Sunday, August 14, 2016

That Sinking Feeling

CNBC just released its list of top 20 U.S. cities in the U.S. in which to start a business.  I search high and low, looked under the table and behind the cabinets.  I looked far and wide and checked the list numerous times and Chicago was not on it.  Of the 20 cities, 6 were in Texas.   Des Moines, Iowa made the list.  The Second City, City of the Big Shoulders, Hog Butcher for the World, home of the 3rd busiest airport in America, two major world class universities, centrally located, with a magnificent lakefront was nowhere to be found.

Chicago and Illinois are dying and unless something dramatic happens soon, Chicago will become the next Detroit and the rest of Illinois will come tumbling down with it.  At every level….city, county, and state, the can kicked down the road is out of road.

A couple of years ago, I attended a general business roundtable of about 20 professionals in Chicago and the topic was the business climate in Chicago and Illinois.  When it came for my turn to speak, I simply asked the question, “If your child had job skill that would enable them to work anywhere they wanted, and you wanted them to have a happy and prosperous future, would you advise him or her to stay in Illinois?”  The question just elicited guffaws.  I followed up and asked, “Where would you advise them to go?”  The answer was unanimous---Texas.  It is not surprising that the CNBC list bears out what we have known for a long time.

Just the other night, another professional confided in me, “I really do not want to leave Chicago.  But I feel I am being forced out.”

At every turn and at every level, politicians are grabbing for dollars.  Toni Preckwinkle, President of the Cook County Board (after vowing not to) raised the state sales tax.  Cook county not only raised property tax rates but increased assessments.  Rahm Emmanuel is trying to get through a utility tax increase.  Mike Madigan is in a death match with Bruce Rauner in his attempt to raise taxes once again while Rauner is demanding systemic reforms.  Meanwhile, the state is buried under a mountain of unpaid bills and social services are being strangled.  The city, state and public school system bond rating are rated junk.  The state became a national joke when lottery winners were forced to sue to collect.  Let that sink in for a minute.

Why would you start a business here?

Or relocate here?                 
          
Or raise your children here?

GE took one look at Chicago as a potential home for its headquarters and quickly said, “Thank you, very much.  We’ll pass.”
Over the past few months, the news has gotten even more disturbing.  The Chicago Tribune published an article a few months ago that showed that working class, professional class, and entrepreneurial class African Americans are fleeing Illinois for the South.  The Illinois Policy Institute (illinoispolicy.org) recently posted statistics that showed that millennials are also fleeing the state.  If black and young people are fleeing, who will be left?  These are groups that are needed here to be the backbone of the city and state over the next decade. 

Yet, the politicians, Mike Madigan in particular, refuse to budge.  And the Democratic appointed judges resist ANY attempts to solve the problem.

The great economist Herbert Stein came up with something called Stein’s Law, which states: “If something cannot go on forever, it will stop.”

If there is any chance of halting the bleed out from Illinois, the elephant in the room needs to be confronted.   There is no solving the problem without dealing with the pension issue.  The pension issue is also driving the debt rating issue and it is getting bigger by the day. 

Most troubling was the issue raised by last week’s Crain’s Chicago Business.
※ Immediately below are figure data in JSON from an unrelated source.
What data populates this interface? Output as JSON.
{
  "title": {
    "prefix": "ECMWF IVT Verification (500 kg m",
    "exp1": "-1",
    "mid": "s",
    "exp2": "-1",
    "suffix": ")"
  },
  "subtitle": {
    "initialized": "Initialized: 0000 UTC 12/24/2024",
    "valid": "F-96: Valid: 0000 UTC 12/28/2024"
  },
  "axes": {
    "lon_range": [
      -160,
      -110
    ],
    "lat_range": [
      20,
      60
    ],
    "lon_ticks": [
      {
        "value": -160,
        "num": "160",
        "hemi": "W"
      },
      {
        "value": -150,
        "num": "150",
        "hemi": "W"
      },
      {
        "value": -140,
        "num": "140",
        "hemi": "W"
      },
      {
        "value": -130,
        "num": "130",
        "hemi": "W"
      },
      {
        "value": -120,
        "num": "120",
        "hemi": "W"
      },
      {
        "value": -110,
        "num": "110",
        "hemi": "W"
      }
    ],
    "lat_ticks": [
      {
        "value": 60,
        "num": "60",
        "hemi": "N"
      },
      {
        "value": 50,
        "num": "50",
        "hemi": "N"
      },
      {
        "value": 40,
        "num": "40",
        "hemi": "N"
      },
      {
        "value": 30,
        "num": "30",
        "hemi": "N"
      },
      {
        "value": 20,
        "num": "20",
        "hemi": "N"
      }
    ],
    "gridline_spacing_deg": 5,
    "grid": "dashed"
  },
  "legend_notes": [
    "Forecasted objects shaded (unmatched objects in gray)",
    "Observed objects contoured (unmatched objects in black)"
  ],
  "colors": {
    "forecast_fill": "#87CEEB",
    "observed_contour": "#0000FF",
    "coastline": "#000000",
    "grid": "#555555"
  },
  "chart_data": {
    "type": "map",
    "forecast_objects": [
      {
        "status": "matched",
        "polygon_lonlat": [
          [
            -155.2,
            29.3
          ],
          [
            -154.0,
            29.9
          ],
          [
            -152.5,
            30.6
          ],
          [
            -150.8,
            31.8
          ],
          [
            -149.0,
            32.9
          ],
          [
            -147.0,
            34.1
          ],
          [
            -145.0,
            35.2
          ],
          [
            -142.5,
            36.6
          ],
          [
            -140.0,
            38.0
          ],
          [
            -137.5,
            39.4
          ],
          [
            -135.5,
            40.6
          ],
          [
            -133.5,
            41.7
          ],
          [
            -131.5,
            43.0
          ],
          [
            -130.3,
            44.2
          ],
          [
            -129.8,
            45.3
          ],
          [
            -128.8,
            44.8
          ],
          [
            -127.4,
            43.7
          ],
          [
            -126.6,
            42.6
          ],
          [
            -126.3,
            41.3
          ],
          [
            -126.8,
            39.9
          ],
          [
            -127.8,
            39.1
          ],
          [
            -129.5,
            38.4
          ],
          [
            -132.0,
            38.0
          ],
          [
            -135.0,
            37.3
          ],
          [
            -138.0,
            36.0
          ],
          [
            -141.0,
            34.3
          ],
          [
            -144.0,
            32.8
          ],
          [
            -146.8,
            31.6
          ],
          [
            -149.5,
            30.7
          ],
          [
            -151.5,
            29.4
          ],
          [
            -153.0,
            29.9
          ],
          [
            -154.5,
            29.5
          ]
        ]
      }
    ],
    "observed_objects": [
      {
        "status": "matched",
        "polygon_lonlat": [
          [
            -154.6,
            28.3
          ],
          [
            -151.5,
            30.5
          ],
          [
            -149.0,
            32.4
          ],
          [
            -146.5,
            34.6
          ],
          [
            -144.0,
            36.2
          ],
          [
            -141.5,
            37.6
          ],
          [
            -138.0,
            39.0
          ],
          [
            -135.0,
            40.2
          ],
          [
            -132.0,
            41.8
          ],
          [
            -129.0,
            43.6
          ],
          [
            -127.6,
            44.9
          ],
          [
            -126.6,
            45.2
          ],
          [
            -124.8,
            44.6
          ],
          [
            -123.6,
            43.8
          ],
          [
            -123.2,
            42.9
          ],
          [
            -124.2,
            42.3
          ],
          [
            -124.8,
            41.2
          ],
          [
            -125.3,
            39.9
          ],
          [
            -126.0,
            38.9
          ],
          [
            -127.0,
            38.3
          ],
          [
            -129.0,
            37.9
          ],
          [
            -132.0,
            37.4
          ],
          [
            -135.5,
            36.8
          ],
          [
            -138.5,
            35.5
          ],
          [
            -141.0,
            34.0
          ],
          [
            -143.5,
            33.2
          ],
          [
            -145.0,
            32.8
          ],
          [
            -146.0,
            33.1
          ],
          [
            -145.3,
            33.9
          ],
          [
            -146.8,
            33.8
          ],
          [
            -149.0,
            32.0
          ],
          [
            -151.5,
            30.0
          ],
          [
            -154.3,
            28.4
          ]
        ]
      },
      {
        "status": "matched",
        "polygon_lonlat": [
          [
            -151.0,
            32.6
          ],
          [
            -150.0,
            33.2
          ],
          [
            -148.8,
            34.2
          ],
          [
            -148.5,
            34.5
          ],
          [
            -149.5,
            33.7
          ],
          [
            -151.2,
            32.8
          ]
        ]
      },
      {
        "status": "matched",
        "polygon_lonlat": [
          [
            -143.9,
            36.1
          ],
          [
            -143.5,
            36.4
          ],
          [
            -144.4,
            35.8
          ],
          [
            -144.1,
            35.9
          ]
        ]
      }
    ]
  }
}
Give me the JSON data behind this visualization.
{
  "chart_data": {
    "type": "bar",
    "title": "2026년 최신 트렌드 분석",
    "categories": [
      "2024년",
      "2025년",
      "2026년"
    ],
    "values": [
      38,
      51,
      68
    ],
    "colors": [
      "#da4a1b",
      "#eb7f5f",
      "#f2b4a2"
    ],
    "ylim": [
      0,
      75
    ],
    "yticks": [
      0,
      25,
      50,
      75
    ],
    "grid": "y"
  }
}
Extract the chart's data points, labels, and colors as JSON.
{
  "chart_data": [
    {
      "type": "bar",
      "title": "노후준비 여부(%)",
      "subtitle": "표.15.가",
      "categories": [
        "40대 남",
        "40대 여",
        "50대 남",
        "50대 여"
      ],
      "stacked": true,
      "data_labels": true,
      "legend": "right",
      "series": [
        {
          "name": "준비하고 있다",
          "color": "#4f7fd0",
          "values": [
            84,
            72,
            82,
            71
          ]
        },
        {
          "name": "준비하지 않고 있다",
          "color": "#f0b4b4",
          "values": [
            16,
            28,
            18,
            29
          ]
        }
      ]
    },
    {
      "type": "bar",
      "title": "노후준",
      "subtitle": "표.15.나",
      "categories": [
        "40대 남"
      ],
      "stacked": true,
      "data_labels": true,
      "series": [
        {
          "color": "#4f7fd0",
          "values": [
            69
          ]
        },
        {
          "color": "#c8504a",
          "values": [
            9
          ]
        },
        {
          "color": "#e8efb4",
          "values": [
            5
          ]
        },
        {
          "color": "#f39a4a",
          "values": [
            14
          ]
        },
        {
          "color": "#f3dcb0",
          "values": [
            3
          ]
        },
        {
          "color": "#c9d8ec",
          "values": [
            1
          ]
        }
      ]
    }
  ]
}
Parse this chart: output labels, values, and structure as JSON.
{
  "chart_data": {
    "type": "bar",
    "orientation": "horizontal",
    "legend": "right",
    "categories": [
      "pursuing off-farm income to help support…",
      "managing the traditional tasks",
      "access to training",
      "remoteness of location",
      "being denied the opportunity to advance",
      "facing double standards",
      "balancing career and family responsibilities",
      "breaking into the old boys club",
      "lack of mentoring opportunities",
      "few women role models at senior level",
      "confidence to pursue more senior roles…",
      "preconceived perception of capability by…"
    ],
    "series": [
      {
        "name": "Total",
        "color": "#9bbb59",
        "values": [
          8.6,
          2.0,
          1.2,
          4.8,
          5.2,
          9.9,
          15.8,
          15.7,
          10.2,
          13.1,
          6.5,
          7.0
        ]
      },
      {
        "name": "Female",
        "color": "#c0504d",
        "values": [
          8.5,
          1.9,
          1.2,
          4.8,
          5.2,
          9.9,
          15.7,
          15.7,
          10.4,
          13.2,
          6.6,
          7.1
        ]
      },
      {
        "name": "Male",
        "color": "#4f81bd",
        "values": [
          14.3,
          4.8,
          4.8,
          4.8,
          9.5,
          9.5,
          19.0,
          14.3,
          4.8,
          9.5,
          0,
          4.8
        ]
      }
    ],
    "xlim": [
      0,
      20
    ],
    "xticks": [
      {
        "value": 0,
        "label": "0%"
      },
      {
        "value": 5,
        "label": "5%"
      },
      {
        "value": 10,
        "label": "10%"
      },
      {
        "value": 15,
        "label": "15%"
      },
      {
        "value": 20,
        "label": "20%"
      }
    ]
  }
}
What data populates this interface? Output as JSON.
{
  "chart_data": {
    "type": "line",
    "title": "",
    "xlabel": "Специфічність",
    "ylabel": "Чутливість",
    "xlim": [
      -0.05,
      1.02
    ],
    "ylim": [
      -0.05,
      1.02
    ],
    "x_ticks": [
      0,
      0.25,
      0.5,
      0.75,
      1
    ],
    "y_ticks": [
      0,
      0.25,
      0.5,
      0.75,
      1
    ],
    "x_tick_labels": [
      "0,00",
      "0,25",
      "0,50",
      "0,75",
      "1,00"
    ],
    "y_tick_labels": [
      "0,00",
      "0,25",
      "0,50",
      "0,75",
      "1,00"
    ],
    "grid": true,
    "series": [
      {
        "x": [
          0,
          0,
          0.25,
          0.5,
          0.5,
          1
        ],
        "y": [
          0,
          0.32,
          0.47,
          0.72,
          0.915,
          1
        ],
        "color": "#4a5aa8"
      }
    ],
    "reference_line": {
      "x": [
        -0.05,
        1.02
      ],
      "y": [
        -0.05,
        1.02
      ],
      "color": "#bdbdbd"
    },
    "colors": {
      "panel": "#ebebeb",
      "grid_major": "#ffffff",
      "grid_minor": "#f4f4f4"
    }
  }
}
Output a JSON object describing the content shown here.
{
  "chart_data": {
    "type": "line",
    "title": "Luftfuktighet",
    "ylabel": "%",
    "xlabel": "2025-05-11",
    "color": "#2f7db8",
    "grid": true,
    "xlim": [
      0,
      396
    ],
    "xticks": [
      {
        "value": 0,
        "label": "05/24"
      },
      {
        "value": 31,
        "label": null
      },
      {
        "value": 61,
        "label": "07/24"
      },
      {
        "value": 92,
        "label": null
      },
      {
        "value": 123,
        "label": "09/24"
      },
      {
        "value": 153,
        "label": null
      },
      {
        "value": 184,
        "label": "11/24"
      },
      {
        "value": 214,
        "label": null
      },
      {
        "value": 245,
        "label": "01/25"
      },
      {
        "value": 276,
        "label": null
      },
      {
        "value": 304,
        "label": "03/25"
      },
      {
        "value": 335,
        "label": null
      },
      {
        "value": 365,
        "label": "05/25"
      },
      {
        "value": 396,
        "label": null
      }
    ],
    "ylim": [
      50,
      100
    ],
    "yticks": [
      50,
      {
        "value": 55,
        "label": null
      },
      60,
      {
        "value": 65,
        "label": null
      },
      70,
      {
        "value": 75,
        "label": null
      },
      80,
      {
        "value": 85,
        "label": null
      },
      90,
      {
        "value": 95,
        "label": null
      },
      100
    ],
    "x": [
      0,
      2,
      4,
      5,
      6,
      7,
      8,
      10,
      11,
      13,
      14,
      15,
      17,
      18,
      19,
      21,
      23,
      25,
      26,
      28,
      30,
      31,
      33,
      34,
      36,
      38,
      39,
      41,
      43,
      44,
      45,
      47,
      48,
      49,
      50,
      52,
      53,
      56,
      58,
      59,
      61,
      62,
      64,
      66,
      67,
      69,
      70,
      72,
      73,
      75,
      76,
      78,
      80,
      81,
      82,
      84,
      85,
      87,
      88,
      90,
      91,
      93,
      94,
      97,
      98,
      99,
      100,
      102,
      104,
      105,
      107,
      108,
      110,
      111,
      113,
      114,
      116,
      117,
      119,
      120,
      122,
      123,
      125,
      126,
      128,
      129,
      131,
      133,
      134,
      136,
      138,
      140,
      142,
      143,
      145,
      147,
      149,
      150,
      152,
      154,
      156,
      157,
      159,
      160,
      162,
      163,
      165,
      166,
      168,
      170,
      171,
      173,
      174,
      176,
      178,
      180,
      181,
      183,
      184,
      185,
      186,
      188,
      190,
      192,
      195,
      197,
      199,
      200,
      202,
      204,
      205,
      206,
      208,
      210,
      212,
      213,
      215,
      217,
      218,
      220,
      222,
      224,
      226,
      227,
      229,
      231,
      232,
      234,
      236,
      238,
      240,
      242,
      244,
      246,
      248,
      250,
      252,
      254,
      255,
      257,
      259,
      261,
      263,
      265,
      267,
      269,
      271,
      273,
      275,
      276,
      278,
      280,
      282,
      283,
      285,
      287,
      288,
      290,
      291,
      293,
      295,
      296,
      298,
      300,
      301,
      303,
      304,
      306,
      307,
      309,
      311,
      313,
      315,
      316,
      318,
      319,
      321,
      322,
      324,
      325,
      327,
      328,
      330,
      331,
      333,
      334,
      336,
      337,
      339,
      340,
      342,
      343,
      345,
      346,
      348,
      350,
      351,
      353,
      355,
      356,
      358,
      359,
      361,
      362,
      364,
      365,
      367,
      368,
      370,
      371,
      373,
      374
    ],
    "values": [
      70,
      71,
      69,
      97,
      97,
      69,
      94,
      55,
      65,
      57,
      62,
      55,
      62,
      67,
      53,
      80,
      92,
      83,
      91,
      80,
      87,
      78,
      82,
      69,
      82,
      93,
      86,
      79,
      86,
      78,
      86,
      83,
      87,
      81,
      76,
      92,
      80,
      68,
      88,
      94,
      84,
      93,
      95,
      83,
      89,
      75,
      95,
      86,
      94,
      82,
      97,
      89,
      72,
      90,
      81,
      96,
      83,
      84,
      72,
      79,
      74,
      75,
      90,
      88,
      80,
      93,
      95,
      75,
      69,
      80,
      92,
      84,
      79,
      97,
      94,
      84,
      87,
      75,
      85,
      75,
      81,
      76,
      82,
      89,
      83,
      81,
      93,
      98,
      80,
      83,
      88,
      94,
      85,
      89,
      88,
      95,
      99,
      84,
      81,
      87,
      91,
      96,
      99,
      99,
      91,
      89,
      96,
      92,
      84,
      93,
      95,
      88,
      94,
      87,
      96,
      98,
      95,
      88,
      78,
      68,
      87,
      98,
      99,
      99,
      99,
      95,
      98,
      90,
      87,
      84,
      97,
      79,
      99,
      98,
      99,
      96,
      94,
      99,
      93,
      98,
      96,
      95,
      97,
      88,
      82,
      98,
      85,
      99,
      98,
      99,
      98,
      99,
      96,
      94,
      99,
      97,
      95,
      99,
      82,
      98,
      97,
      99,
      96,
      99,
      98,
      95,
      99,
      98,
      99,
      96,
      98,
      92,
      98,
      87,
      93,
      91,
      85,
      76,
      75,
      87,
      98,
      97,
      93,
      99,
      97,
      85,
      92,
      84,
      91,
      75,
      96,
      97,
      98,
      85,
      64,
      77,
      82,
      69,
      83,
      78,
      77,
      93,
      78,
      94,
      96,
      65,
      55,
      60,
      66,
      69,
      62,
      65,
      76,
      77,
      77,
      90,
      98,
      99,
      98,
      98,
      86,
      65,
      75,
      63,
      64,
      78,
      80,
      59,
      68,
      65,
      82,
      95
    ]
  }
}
The financial crisis is so bad that it is pinching higher education.   Universities are struggling to attract and retain quality faculty and other universities are poaching our schools.    Faculty are leaving this great city because they are not sure they can get paid.

Education is about the future.  Pension payments are about the past.  Illinois is robbing from the future because they overcompensated workers in the past.   Young people know it and that is why, despite a tremendous geographic advantage, you would have to have a mental disorder to start a business in Chicago now. 

And when you add the violence on top of the dire fiscal situation, you can see why I believe the slide will accelerate as long as Mike Madigan remains in office.  And he is just hanging on until Dick Durbin and eventually, his daughter Lisa can get elected. 
I have spent a good portion of my professional career dealing with distressed entities.  In 100% of the cases, unless the entity makes fundamental, structural changes, it is doomed.  Mike Madigan and John Cullerton continue to pretend that we can fix these things with more tax increases.  It’s just not there.  People and businesses are voting with their feet.  Illinois and Chicago need to make dramatic changes now if there is any hope of reversing the slide and avoiding Detroit’s fate.  Once people leave and build a life elsewhere, they will not be coming back. 

This was a once great city and a great state.  It has been my home for my entire life and my family dates back to the Chicago Fire in this town.  But the fiscal catastrophe and the violence are making it harder and harder to stay and I can no longer tell young people that this is a great place to build a future.


Illinois is on a top 20 list, but it is is a list of deadbeat governmental units.